Bir böceğin hikayesi ve Grace Hopper
Yazılım yapanlar bilir, bir problemi tespit etmek için çoğu zaman en doğru şey programı debug etmektir. Debug etmek demek programı işlemcide kodunuzun sizin isteğiniz doğrultusunda satır satır işlemesi demektir. Debug kelimesinin Türkçe karşılığı böceklerden arındırmaktır. Yazılımcıların günde belki de onlarca kez kullandığı debug kelimesinin hikayesinde ise gerçek bir bilgisayar bilimcisi ve böcek başrolde.
Grace Murray 1906 yılında New York’ta doğdu. Yale Üniversitesi’nde matematik ve fizik eğitimi aldıktan sonra mezun olduğu yıl Vincent Hopper ile evlendi. Evliliği sırasında matematik dalında doktora yaptı 1941 yılında ise profesör oldu. 1945 yılında eşinden ayrıldı, soyadını değiştirmedi ve 85 yaşında ölene kadar bir daha evlenmedi.

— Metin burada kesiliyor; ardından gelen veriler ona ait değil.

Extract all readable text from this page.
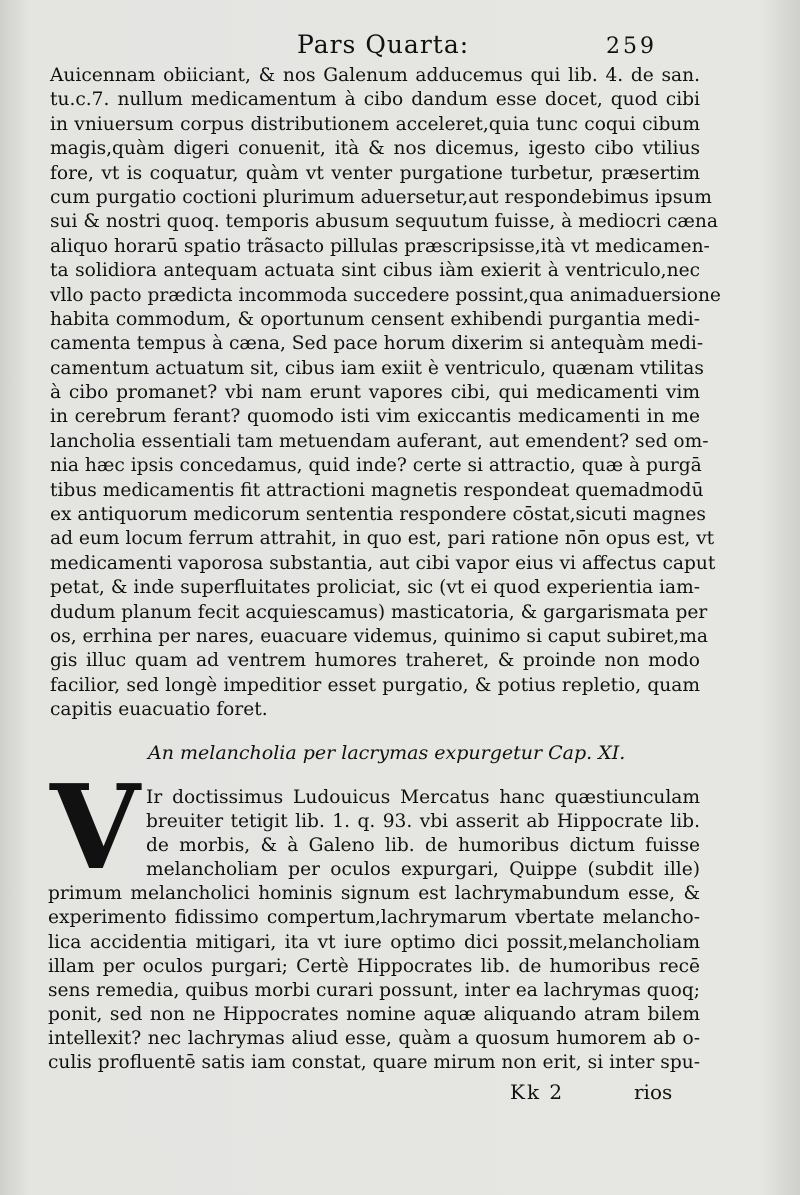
Pars Quarta:	259
Auicennam obiiciant, & nos Galenum adducemus qui lib. 4. de san.
tu.c.7. nullum medicamentum à cibo dandum esse docet, quod cibi
in vniuersum corpus distributionem acceleret,quia tunc coqui cibum
magis,quàm digeri conuenit, ità & nos dicemus, igesto cibo vtilius
fore, vt is coquatur, quàm vt venter purgatione turbetur, præsertim
cum purgatio coctioni plurimum aduersetur,aut respondebimus ipsum
sui & nostri quoq. temporis abusum sequutum fuisse, à mediocri cæna
aliquo horarū spatio trãsacto pillulas præscripsisse,ità vt medicamen-
ta solidiora antequam actuata sint cibus iàm exierit à ventriculo,nec
vllo pacto prædicta incommoda succedere possint,qua animaduersione
habita commodum, & oportunum censent exhibendi purgantia medi-
camenta tempus à cæna, Sed pace horum dixerim si antequàm medi-
camentum actuatum sit, cibus iam exiit è ventriculo, quænam vtilitas
à cibo promanet? vbi nam erunt vapores cibi, qui medicamenti vim
in cerebrum ferant? quomodo isti vim exiccantis medicamenti in me
lancholia essentiali tam metuendam auferant, aut emendent? sed om-
nia hæc ipsis concedamus, quid inde? certe si attractio, quæ à purgā
tibus medicamentis fit attractioni magnetis respondeat quemadmodū
ex antiquorum medicorum sententia respondere cōstat,sicuti magnes
ad eum locum ferrum attrahit, in quo est, pari ratione nōn opus est, vt
medicamenti vaporosa substantia, aut cibi vapor eius vi affectus caput
petat, & inde superfluitates proliciat, sic (vt ei quod experientia iam-
dudum planum fecit acquiescamus) masticatoria, & gargarismata per
os, errhina per nares, euacuare videmus, quinimo si caput subiret,ma
gis illuc quam ad ventrem humores traheret, & proinde non modo
facilior, sed longè impeditior esset purgatio, & potius repletio, quam
capitis euacuatio foret.
An melancholia per lacrymas expurgetur Cap. XI.
V Ir doctissimus Ludouicus Mercatus hanc quæstiunculam
breuiter tetigit lib. 1. q. 93. vbi asserit ab Hippocrate lib.
de morbis, & à Galeno lib. de humoribus dictum fuisse
melancholiam per oculos expurgari, Quippe (subdit ille)
primum melancholici hominis signum est lachrymabundum esse, &
experimento fidissimo compertum,lachrymarum vbertate melancho-
lica accidentia mitigari, ita vt iure optimo dici possit,melancholiam
illam per oculos purgari; Certè Hippocrates lib. de humoribus recē
sens remedia, quibus morbi curari possunt, inter ea lachrymas quoq;
ponit, sed non ne Hippocrates nomine aquæ aliquando atram bilem
intellexit? nec lachrymas aliud esse, quàm a quosum humorem ab o-
culis profluentē satis iam constat, quare mirum non erit, si inter spu-
Kk 2	rios
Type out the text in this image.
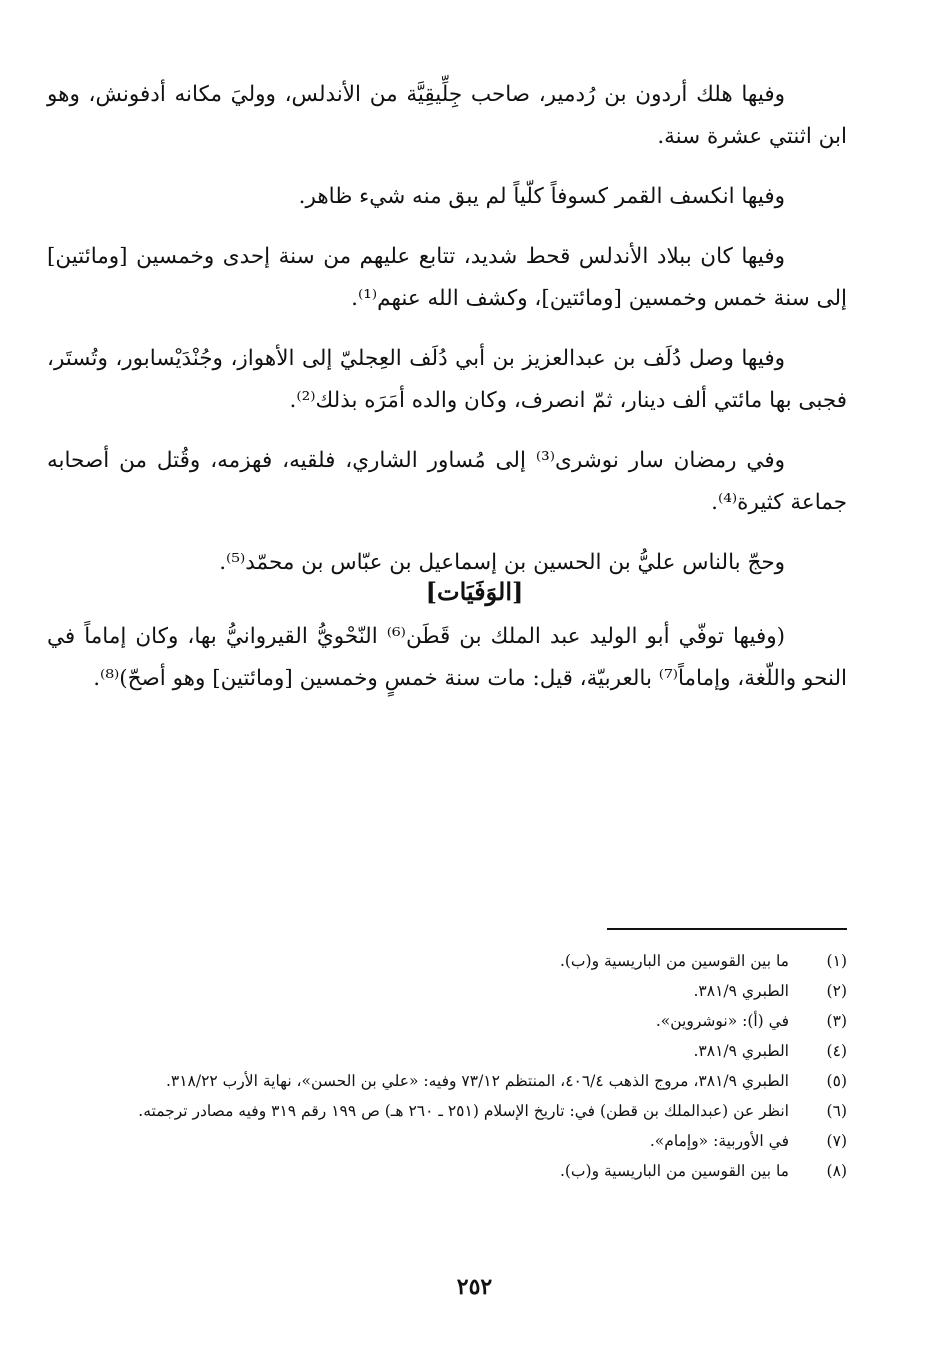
وفيها هلك أردون بن رُدمير، صاحب جِلِّيقِيَّة من الأندلس، ووليَ مكانه أدفونش، وهو ابن اثنتي عشرة سنة.

وفيها انكسف القمر كسوفاً كلّياً لم يبق منه شيء ظاهر.

وفيها كان ببلاد الأندلس قحط شديد، تتابع عليهم من سنة إحدى وخمسين [ومائتين] إلى سنة خمس وخمسين [ومائتين]، وكشف الله عنهم⁽¹⁾.

وفيها وصل دُلَف بن عبدالعزيز بن أبي دُلَف العِجليّ إلى الأهواز، وجُنْدَيْسابور، وتُستَر، فجبى بها مائتي ألف دينار، ثمّ انصرف، وكان والده أمَرَه بذلك⁽²⁾.

وفي رمضان سار نوشرى⁽³⁾ إلى مُساور الشاري، فلقيه، فهزمه، وقُتل من أصحابه جماعة كثيرة⁽⁴⁾.

وحجّ بالناس عليُّ بن الحسين بن إسماعيل بن عبّاس بن محمّد⁽⁵⁾.

[الوَفَيَات]

(وفيها توفّي أبو الوليد عبد الملك بن قَطَن⁽⁶⁾ النّحْويُّ القيروانيُّ بها، وكان إماماً في النحو واللّغة، وإماماً⁽⁷⁾ بالعربيّة، قيل: مات سنة خمسٍ وخمسين [ومائتين] وهو أصحّ)⁽⁸⁾.

(١)
ما بين القوسين من الباريسية و(ب).
(٢)
الطبري ٣٨١/٩.
(٣)
في (أ): «نوشروين».
(٤)
الطبري ٣٨١/٩.
(٥)
الطبري ٣٨١/٩، مروج الذهب ٤٠٦/٤، المنتظم ٧٣/١٢ وفيه: «علي بن الحسن»، نهاية الأرب ٣١٨/٢٢.
(٦)
انظر عن (عبدالملك بن قطن) في: تاريخ الإسلام (٢٥١ ـ ٢٦٠ هـ) ص ١٩٩ رقم ٣١٩ وفيه مصادر ترجمته.
(٧)
في الأوربية: «وإمام».
(٨)
ما بين القوسين من الباريسية و(ب).
٢٥٢
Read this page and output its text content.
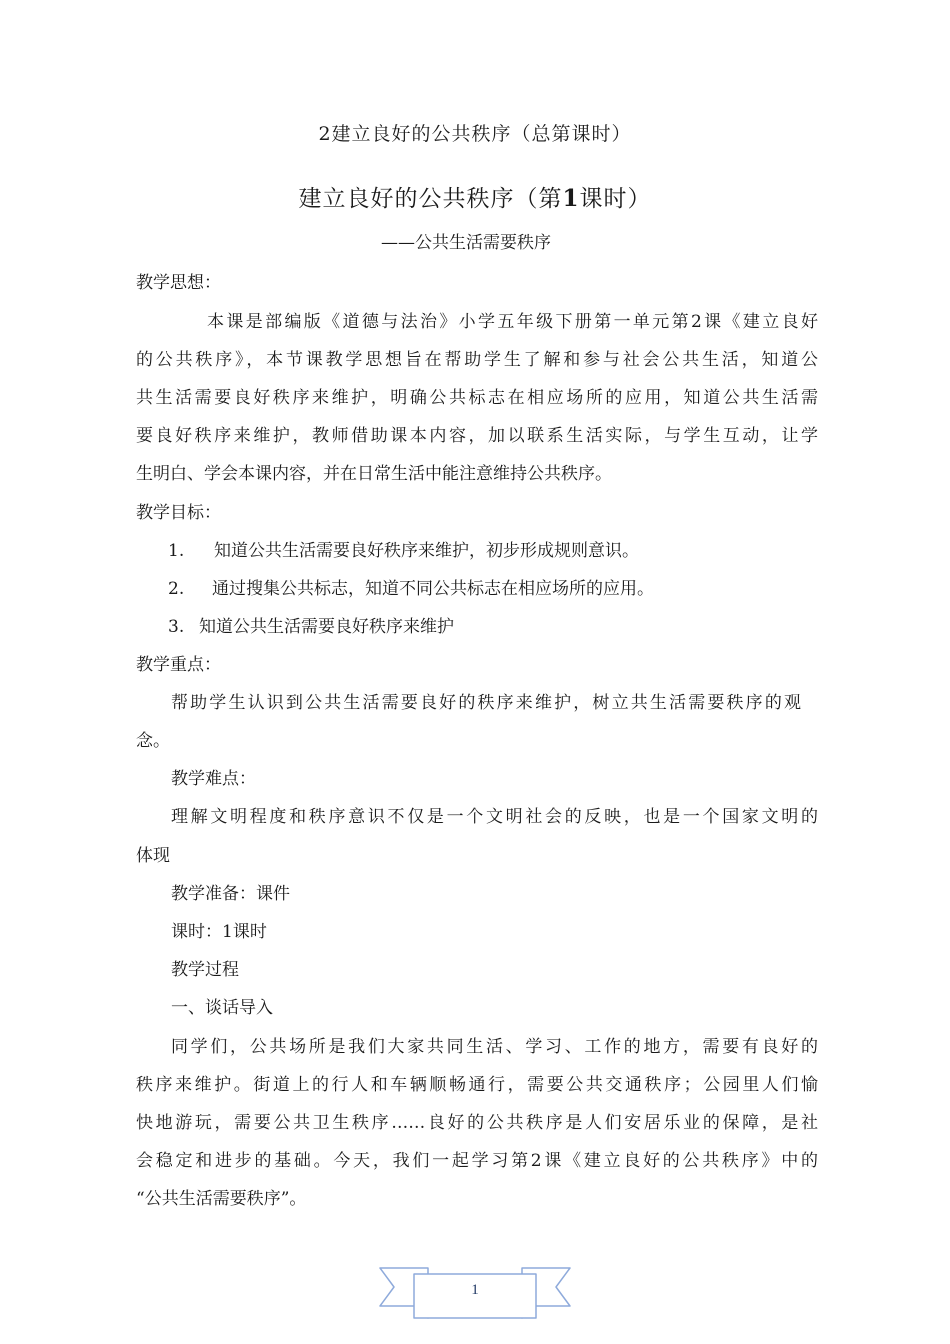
2建立良好的公共秩序（总第课时）
建立良好的公共秩序（第1课时）
——公共生活需要秩序
教学思想：
本课是部编版《道德与法治》小学五年级下册第一单元第2课《建立良好
的公共秩序》，本节课教学思想旨在帮助学生了解和参与社会公共生活，知道公
共生活需要良好秩序来维护，明确公共标志在相应场所的应用，知道公共生活需
要良好秩序来维护，教师借助课本内容，加以联系生活实际，与学生互动，让学
生明白、学会本课内容，并在日常生活中能注意维持公共秩序。
教学目标：
1. 知道公共生活需要良好秩序来维护，初步形成规则意识。
2. 通过搜集公共标志，知道不同公共标志在相应场所的应用。
3. 知道公共生活需要良好秩序来维护
教学重点：
帮助学生认识到公共生活需要良好的秩序来维护，树立共生活需要秩序的观
念。
教学难点：
理解文明程度和秩序意识不仅是一个文明社会的反映，也是一个国家文明的
体现
教学准备：课件
课时：1课时
教学过程
一、谈话导入
同学们，公共场所是我们大家共同生活、学习、工作的地方，需要有良好的
秩序来维护。街道上的行人和车辆顺畅通行，需要公共交通秩序；公园里人们愉
快地游玩，需要公共卫生秩序……良好的公共秩序是人们安居乐业的保障，是社
会稳定和进步的基础。今天，我们一起学习第2课《建立良好的公共秩序》中的
“公共生活需要秩序”。
1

İkinci Dünya savaşı yıllarında öğretmenliği bırakarak, gönüllü olarak donanmaya katıldı. Denizcilik okulunda aldığı eğitimden sonra teğmen olarak hesaplama projelerinde çalışmaya başladı. İlk derleyici tabanlı bilgisayar programlama dilleri olan Arith-matic, math-matic ve flow-matic’i geliştirdi. Daha sonra programlama dilinin kitleler tarafından daha rahat öğrenilmesi ve kullanılması için makine dilinde değil, İngilizce dilinde olması gerektiğini savundu. 1967 yılında ise Amerikan Ordusunda programlama dilleri dairesinin başkanlığına atandı. Cobol dilinin standartlarını belirledi ve yazılmasına öncülük etti. Belirlediği standartlar Ulusal Standartlar Enstitüsü’nde kabul edildi. Yaşından dolayı ilk zamanlar düzenli orduya kabul edilmeyen Hopper, başarılarından dolayı tümamiralliğe kadar yükseldi ve buradan emekli oldu.
Böceğimiz Kara Fatma ise hikayedeki ikinci kahraman.. Bir gemide sabahtan akşama kadar ellerindeki sopaların ucuna takılmış bezlerle temizlik yapan askerlerden köşe bucak kaçarken kendisini bir makinenin içinde buldu. Makinenin içinde sıkışıp kalmıştı. Makinenin çalışmasına engel oluyordu. Grace Hopper’ın müdahalesini beklemekten başka şansı kalmamıştı.
Grace Hopper makine hatasının yazılımsal bir hatadan kaynaklanmadığını anlayınca makinenin içine bakmaya karar verdi. İncelemeler sırasında böceği görüp makinenin içinden çıkardı. O gün yaptığı bu işlemi debugging olarak adlandırdı ve derleyicilere debug yapılabilme yeteneği kazandırma fikrini hayata geçirmeye karar verdi.
O gün bugündür debug kelimesi bir yazılımcının vazgeçilmezi oldu.